One of the first things I set up with the REAPER MCP integration was a coherent color scheme across all 9 tracks. Here’s the full procedure — what works, what doesn’t, and how to keep the TCP and mixer in sync.

Prerequisites

  • REAPER is open
  • reapy server is running inside REAPER (port 2306 — starts automatically if you have the reapy REAPER extension installed)
  • Python environment: ~/claude/reaper-mcp with uv

Run all snippets from that directory:

cd ~/claude/reaper-mcp
uv run python3 -c "..."

Check track order first

Colors are applied by index (0-based). Always verify the order before running the color script — tracks may have been reordered since the session was created:

import reapy
reapy.connect()
p = reapy.Project()
for i, t in enumerate(p.tracks):
    print(i, t.name.strip())

Confirm the output matches the order you expect before proceeding.

Before and after

Without colors, all mixer channels look identical. At a glance you can’t tell which strip is which, especially once you’re deep in a session.

Before: Mixer with no track colors

After: Mixer with color scheme applied

Each track now has a color band at the top of its mixer strip and a colored number tab at the bottom.
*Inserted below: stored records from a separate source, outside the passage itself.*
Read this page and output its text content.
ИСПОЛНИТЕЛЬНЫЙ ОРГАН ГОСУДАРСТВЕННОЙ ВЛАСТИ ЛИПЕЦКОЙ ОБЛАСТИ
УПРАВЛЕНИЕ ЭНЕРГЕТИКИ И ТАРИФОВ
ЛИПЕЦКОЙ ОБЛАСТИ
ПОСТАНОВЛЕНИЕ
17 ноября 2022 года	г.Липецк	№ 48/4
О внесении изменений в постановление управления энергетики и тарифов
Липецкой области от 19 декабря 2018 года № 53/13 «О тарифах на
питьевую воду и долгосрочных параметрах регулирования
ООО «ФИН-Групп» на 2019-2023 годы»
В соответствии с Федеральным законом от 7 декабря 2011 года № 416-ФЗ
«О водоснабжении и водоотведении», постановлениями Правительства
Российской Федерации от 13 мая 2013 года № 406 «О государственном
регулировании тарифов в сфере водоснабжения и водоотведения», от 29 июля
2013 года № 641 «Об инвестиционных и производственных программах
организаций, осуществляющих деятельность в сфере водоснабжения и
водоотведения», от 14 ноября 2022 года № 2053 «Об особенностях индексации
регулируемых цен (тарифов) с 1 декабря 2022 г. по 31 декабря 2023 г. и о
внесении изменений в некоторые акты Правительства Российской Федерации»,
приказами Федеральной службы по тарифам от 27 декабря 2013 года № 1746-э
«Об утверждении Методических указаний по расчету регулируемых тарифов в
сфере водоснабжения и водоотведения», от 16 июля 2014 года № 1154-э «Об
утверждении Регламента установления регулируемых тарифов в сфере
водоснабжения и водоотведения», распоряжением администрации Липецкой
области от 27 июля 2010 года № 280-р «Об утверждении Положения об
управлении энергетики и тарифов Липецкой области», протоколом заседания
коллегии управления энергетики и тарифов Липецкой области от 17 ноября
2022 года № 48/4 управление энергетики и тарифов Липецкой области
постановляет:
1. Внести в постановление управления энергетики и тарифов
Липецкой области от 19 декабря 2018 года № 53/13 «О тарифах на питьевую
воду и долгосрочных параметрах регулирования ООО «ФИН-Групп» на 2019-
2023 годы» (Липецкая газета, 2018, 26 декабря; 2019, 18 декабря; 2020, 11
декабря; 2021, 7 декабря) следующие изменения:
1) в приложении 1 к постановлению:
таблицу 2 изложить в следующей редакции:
The TCP (track list on the left) gets the same color as a full background fill.

The sync problem

REAPER has two views that both display track colors:

  • TCP — the track control panel (left side of the arrange view)
  • MCP — the mixer control panel

They’re driven by the same underlying data (I_CUSTOMCOLOR) but don’t always redraw together when colors are set via the API. Calling update_arrange() only refreshes the arrange view. To get both in sync you need two extra calls:

rpr.TrackList_AdjustWindows(True)   # redraws TCP
rpr.ThemeLayout_RefreshAll()         # redraws MCP / mixer

Without ThemeLayout_RefreshAll(), the mixer strips stay grey even though the color is stored correctly.

The wrong encoding

The first attempt used manual bit-packing:

# WRONG on macOS — swaps R and B channels
t.set_info_value('I_CUSTOMCOLOR', r | (g << 8) | (b << 16) | 0x1000000)

On macOS, I_CUSTOMCOLOR expects (r << 16) | (g << 8) | b | 0x1000000. Getting this wrong produces wrong hues — teal becomes yellow, pink becomes purple.

The correct approach

Use SetTrackColor with ColorToNative to handle the platform encoding, then force both panels to redraw:

import reapy

reapy.connect()
p  = reapy.Project()
rpr = reapy.reascript_api

colors = [
    ( 76, 175,  80),  # Guitar      — green
    (255,  87,  34),  # Force       — deep orange
    (255, 152,   0),  # MPC         — amber
    ( 33, 150, 243),  # FL Studio   — blue
    (  0, 188, 212),  # DDJ 400     — teal
    (  0,   0,   0),  # Elektron    — black
    (233,  30,  99),  # SP404       — pink
    ( 80, 100, 230),  # Hydrasynth  — indigo
    (150, 150, 150),  # Sync        — grey
]

for idx, (r, g, b) in enumerate(colors):
    rpr.SetTrackColor(p.tracks[idx].id, rpr.ColorToNative(r, g, b))

rpr.TrackList_AdjustWindows(True)
rpr.ThemeLayout_RefreshAll()

ColorToNative(r, g, b) does the platform-specific conversion. SetTrackColor sets both the custom color and enables the custom color flag in one call — no need to manually OR in 0x1000000.

Color grouping logic

Colors are grouped by instrument family so related tracks cluster visually:

Track Instrument Family Color
Guitar Live → Axe-FX Live Green
Force Akai Force Groove box Deep orange
MPC Akai MPC Sampler Amber
FL Studio DAW via ADAT Software Blue
DDJ 400 DJ controller DJ Teal
Elektron Digitakt / Syntakt Drum machine Black
SP404 Roland SP-404 Sampler Pink
Hydrasynth ASM Hydrasynth Synth Indigo
Sync Click / MIDI clock Utility Grey

Samplers stay warm (orange → amber → pink), synths stay cool (indigo, black), and the utility track is neutral so it never draws the eye accidentally.